I had to look up Madeline Stowe. It seems that I saw two of her movies (Last of the Mohicans and We Were Soldiers) but don't remember her. I consider mentioning her to be a microaggresson for which a Trigger warning should have been issued (a Trigger warning is more serious than a mere trigger warning; think of Roy Rogers' horse).
Paco Wové said...
University of Kansas professor placed on leave after using racial slur in class discussion
What a tip-toeing excuse for a news article. As usual. "Communication studies" again, how ironic.
Since they couldn't, uh, communicate what happened or what was said, I'll go with "The Chinks are messing with our balance of trade. Let's nuke 'em."
Having learned multiple languages (grew up tri-lingual, added three more before completing high school) that use tittles and rings and such, I feel compelled to say the the double dot diacritic is a tréma. It indicates diaeresis (syllabification) or umlaut (vowel mutation in Germanic languages)(except in Heavy Metal Umlaut, e.g.: Blüe Öystër Cült) The sign is not the thing.
See Grimm, who in his spare time collected fairy tales.
Blogger Michelle Dulak Thomson said...There's no cure for the long-i "myzzled" pronunciation of "misled," though.
That caused quite a bit of confusion for me as a kid.

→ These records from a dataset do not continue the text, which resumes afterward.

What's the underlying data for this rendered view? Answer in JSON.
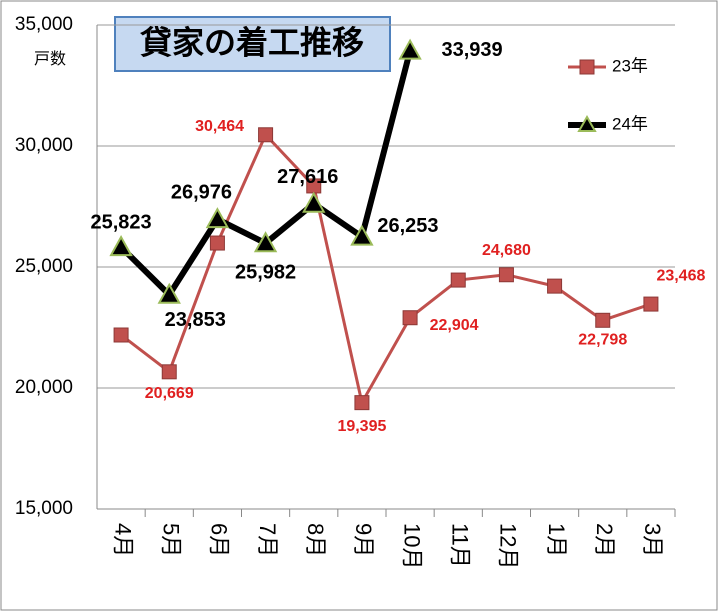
{
  "chart_data": {
    "type": "line",
    "title": "貸家の着工推移",
    "y_label": "戸数",
    "categories": [
      "4月",
      "5月",
      "6月",
      "7月",
      "8月",
      "9月",
      "10月",
      "11月",
      "12月",
      "1月",
      "2月",
      "3月"
    ],
    "series": [
      {
        "name": "23年",
        "color": "#c0504d",
        "values": [
          22190,
          20669,
          25990,
          30464,
          28350,
          19395,
          22904,
          24460,
          24680,
          24210,
          22798,
          23468
        ],
        "value_labels": [
          null,
          "20,669",
          null,
          "30,464",
          null,
          "19,395",
          "22,904",
          null,
          "24,680",
          null,
          "22,798",
          "23,468"
        ]
      },
      {
        "name": "24年",
        "color": "#000000",
        "values": [
          25823,
          23853,
          26976,
          25982,
          27616,
          26253,
          33939,
          null,
          null,
          null,
          null,
          null
        ],
        "value_labels": [
          "25,823",
          "23,853",
          "26,976",
          "25,982",
          "27,616",
          "26,253",
          "33,939",
          null,
          null,
          null,
          null,
          null
        ]
      }
    ],
    "ylim": [
      15000,
      35000
    ],
    "yticks": [
      {
        "value": 15000,
        "label": "15,000"
      },
      {
        "value": 20000,
        "label": "20,000"
      },
      {
        "value": 25000,
        "label": "25,000"
      },
      {
        "value": 30000,
        "label": "30,000"
      },
      {
        "value": 35000,
        "label": "35,000"
      }
    ],
    "grid": true,
    "legend": "upper right"
  }
}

In my remote, blue collar corner of New Jersey (ten miles from Manhattan), the long-i "myzelled" (we can argue about the proper spelling) had a couple of meanings, depending on context. The first had the connotation of "cheated," which, of course, is similar to "misled." For example, "He 'myzelled' his buddy out of ten dollars." The second was a straight contraction of "might as well." For example, "We myzel go home now," or "She myzel've gone home by now."

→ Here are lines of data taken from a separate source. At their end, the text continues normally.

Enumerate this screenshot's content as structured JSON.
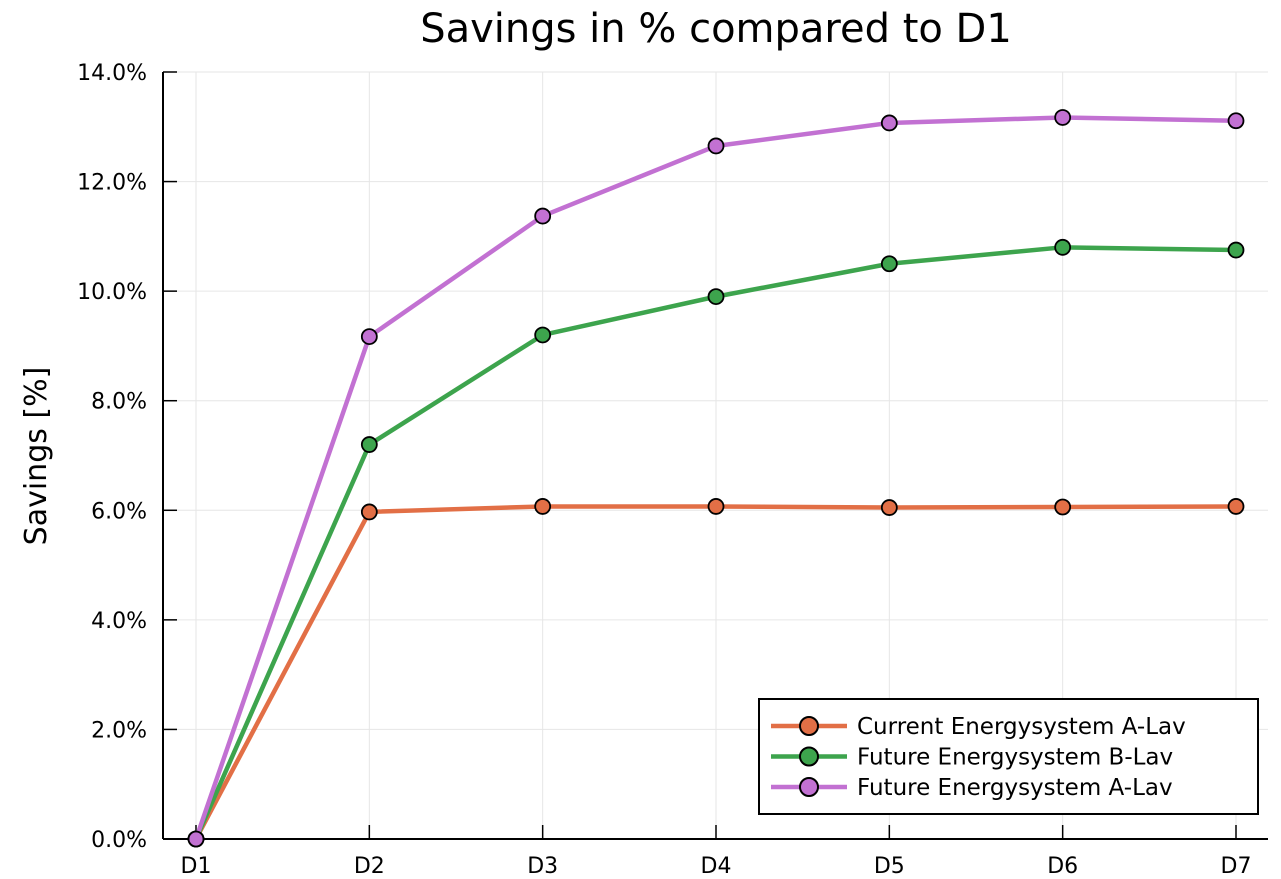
{
  "chart_data": {
    "type": "line",
    "title": "Savings in % compared to D1",
    "xlabel": "",
    "ylabel": "Savings [%]",
    "categories": [
      "D1",
      "D2",
      "D3",
      "D4",
      "D5",
      "D6",
      "D7"
    ],
    "ylim": [
      0,
      14
    ],
    "yticks": [
      0,
      2,
      4,
      6,
      8,
      10,
      12,
      14
    ],
    "ytick_labels": [
      "0.0%",
      "2.0%",
      "4.0%",
      "6.0%",
      "8.0%",
      "10.0%",
      "12.0%",
      "14.0%"
    ],
    "grid": true,
    "legend_position": "bottom-right",
    "markers": "circle",
    "series": [
      {
        "name": "Current Energysystem A-Lav",
        "color": "#e26f46",
        "values": [
          0.0,
          5.97,
          6.07,
          6.07,
          6.05,
          6.06,
          6.07
        ]
      },
      {
        "name": "Future Energysystem B-Lav",
        "color": "#3da44d",
        "values": [
          0.0,
          7.2,
          9.2,
          9.9,
          10.5,
          10.8,
          10.75
        ]
      },
      {
        "name": "Future Energysystem A-Lav",
        "color": "#c271d2",
        "values": [
          0.0,
          9.17,
          11.37,
          12.65,
          13.07,
          13.17,
          13.11
        ]
      }
    ]
  }
}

An odd thing, this language.
In Gravity's Rainbow there's a German character who can't pronounce umlauts. When she surprises a handsome burglar she tries to yell out "hübsch räuber" (pretty thief) but can only say "hubschrauber" (helicopter), confusing everyone because helicopters hadn't been invented yet.

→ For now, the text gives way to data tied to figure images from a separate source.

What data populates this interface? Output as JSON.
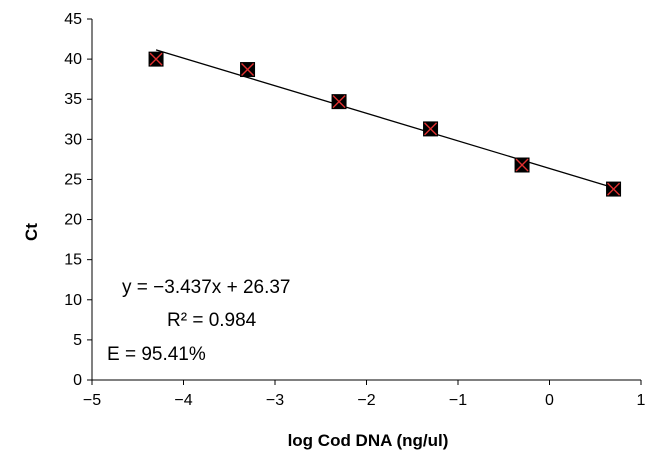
{
  "chart_data": {
    "type": "scatter",
    "xlabel": "log Cod DNA (ng/ul)",
    "ylabel": "Ct",
    "xlim": [
      -5,
      1
    ],
    "ylim": [
      0,
      45
    ],
    "x_ticks": [
      -5,
      -4,
      -3,
      -2,
      -1,
      0,
      1
    ],
    "y_ticks": [
      0,
      5,
      10,
      15,
      20,
      25,
      30,
      35,
      40,
      45
    ],
    "x_tick_labels": [
      "−5",
      "−4",
      "−3",
      "−2",
      "−1",
      "0",
      "1"
    ],
    "y_tick_labels": [
      "0",
      "5",
      "10",
      "15",
      "20",
      "25",
      "30",
      "35",
      "40",
      "45"
    ],
    "grid": false,
    "series": [
      {
        "marker": "square-x",
        "marker_fill": "#000000",
        "marker_cross_color": "#e03030",
        "x": [
          -4.3,
          -3.3,
          -2.3,
          -1.3,
          -0.3,
          0.7
        ],
        "y": [
          40.0,
          38.7,
          34.7,
          31.3,
          26.8,
          23.8
        ]
      }
    ],
    "trendline": {
      "type": "linear",
      "slope": -3.437,
      "intercept": 26.37,
      "x_range": [
        -4.3,
        0.7
      ],
      "color": "#000000"
    },
    "annotations": {
      "equation": "y = −3.437x + 26.37",
      "r_squared": "R² = 0.984",
      "efficiency": "E = 95.41%"
    }
  }
}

Total microaggression against women. But only rich women, so I hope we're all okay.
There are plenty of people in the world who would regard you as wealthy, Professor.
Ooh, boy - the New Yorker is trying its hand at humor - kinda like watching a naked Rosie O'Donnell trying to shimmy her way into a small girdle.
The Left drinks from a fountain of stupid and dangerous ideas based on emotion and a utopian sense of social justice. When challenged or confronted by truth, they throw out a veritable field of land-mines ("micro-aggressions") to thwart their opponent and prevent an honest evaluation of their views.
This may work in college, but, sorry, it doesn't work in the real world.
A microaggression is one-millionth (10^-6) of an aggression. If they can't handle 1/1000000 of an aggression, they're really pathetic and far too delicate for the real world. In the military, we had to deal with whole aggressions. Those who went to war and fought in close combat were dealing with kiloaggressions.
Queensrÿche is my second-favorite rÿche.
The panda eats shoots and leaves.
The bandit eats, shoots, and leaves.
I haven't laughed this much in years.
I am thankful for The Althouse Commenters.
Thank you the enlightenment.
I had always thought the two dots over the "ë" in Noël were called an umlaut having never heard of a diaeresis.
The dieresis is, grammatically, the opposite of the umlaut;
The dieresis indicates that the two vowels should be sounded separately (No-el).
The umlaut indicates that the two vowels should be sounded as one 'new' vowel, a diphthong. The word 'umlaut' translates into 'changed sound'.
The origins of the umlaut go back to monastic times. Scribes would insert a small 'e' over a vowel to indicate the diphthong. The 'e' was eventually replaced by the two dots as a way to save time and ink.
If you don't have an umlaut on your keyboard you need only to add an 'e' to follow the should-have-been-umlauted vowel. Like in 'Fuehrer'.
There will be a quiz Tuesday. Did you spot the diphthong?